The first criteria that Alan Kay set for an object-oriented language was encapsulation. In computer science, the term encapsulation refers to organizing code into units. This provides a mechanism for organizing complex software.

A second related idea is information hiding, which provides mechanisms for controlling access to encapsulated data and how it can be changed.

Think back to the FORTRAN EPIC model we introduced earlier. All of the variables in that program were declared globally, and there were thousands. How easy was it to find where a variable was declared? Initialized? Used? Are you sure you found all the spots it was used?

Also, how easy was it to determine what part of the system a particular block of code belonged to? If I told you the program involved modeling hydrology (how water moves through the soils), weather, erosion, plant growth, plant residue decomposition, soil chemistry, planting, harvesting, and chemical applications, would you be able to find the code for each of those processes?

Remember from our discussion on the growth of computing the idea that as computers grew more powerful, we wanted to use them in more powerful ways? The EPIC project grew from that desire - what if we could model all the aspects influencing how well a crop grows? Then we could use that model to help us make better decisions in agriculture. Or, what if we could model all the processes involved in weather? If we could do so, we could help save lives by predicting dangerous storms! A century ago, you knew a tornado was coming when you heard its roaring winds approaching your home.

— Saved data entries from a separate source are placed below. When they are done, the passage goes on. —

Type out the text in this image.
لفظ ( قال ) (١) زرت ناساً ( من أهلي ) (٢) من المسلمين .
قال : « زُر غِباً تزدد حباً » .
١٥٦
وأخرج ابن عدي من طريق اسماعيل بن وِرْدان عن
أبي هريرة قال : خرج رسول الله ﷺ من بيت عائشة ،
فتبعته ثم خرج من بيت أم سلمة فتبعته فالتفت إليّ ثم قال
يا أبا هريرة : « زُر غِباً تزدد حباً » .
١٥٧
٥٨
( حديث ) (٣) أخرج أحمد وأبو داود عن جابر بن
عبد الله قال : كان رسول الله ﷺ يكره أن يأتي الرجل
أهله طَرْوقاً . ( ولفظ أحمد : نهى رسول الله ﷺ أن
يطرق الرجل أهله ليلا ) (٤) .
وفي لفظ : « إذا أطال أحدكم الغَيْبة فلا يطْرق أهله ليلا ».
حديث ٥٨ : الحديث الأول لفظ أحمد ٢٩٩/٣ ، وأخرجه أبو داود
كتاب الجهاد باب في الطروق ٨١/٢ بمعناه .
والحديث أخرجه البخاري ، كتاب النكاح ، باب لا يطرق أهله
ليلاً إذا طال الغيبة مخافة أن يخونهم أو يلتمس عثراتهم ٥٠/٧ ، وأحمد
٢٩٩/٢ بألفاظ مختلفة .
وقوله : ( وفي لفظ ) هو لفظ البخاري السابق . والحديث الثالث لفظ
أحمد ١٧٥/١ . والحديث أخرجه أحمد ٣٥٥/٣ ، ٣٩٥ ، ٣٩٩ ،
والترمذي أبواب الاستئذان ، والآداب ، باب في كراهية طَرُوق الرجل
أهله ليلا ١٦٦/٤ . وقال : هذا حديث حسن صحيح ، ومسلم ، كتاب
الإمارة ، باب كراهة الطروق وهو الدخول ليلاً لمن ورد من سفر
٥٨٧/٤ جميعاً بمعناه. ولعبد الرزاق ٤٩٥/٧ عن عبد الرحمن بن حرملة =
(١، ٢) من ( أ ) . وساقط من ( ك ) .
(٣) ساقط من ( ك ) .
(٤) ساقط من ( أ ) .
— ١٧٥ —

Now we have warnings that conditions are favorable to produce one hours in advance. This is all thanks to using computers to model some very complex systems.

But how do we go about writing those complex systems? I don’t know about you, but I wouldn’t want to write a model the way the EPIC programmers did. And neither did most software developers at the time - so computer scientists set out to define better ways to write programs. David Parnas formalized some of the best ideas emerging from those efforts in his 1972 paper “On the Criteria To Be Used in Decomposing Systems into Modules”. ¹

A data structure, its internal linkings, accessing procedures and modifying procedures are part of a single module.

Here he suggests organizing code into modules that group related variables and the procedures that operate upon them. For the EPIC module, this might mean all the code related to weather modeling would be moved into its own module. That meant that if we needed to understand how weather was being modeled, we only had to look at the weather module.

They are not shared by many modules as is conventionally done.

Here he is laying the foundations for the concept we now call scope - the idea of where a specific symbol (a variable or function name) is accessible within a program’s code. By limiting access to variables to the scope of a particular module, only code in that module can change the value. That way, we can’t accidentally change a variable declared in the weather module from the soil chemistry module (which would be a very hard error to find, as if the weather module doesn’t seem to be working, that’s what we would probably focus on trying to fix).

Programmers of the time referred to this practice as information hiding, as we ‘hid’ parts of the program from other parts of the program. Parnas and his peers pushed for not just hiding the data, but also how the data was manipulated. By hiding these implementation details, they could prevent programmers who were used to the globally accessible variables of early programming languages from looking into our code and using a variable that we might change in the future.

The sequence of instructions necessary to call a given routine and the routine itself are part of the same module.

As the actual implementation of the code is hidden from other parts of the program, a mechanism for sharing controlled access to some part of that module in order to use it needed to be made. An interface, if you will, that describes how the other parts of the program might trigger some behavior or access some value.

D. L. Parnas, “On the criteria to be used in decomposing systems into modules” Communications of the ACM, Dec. 1972. ↩︎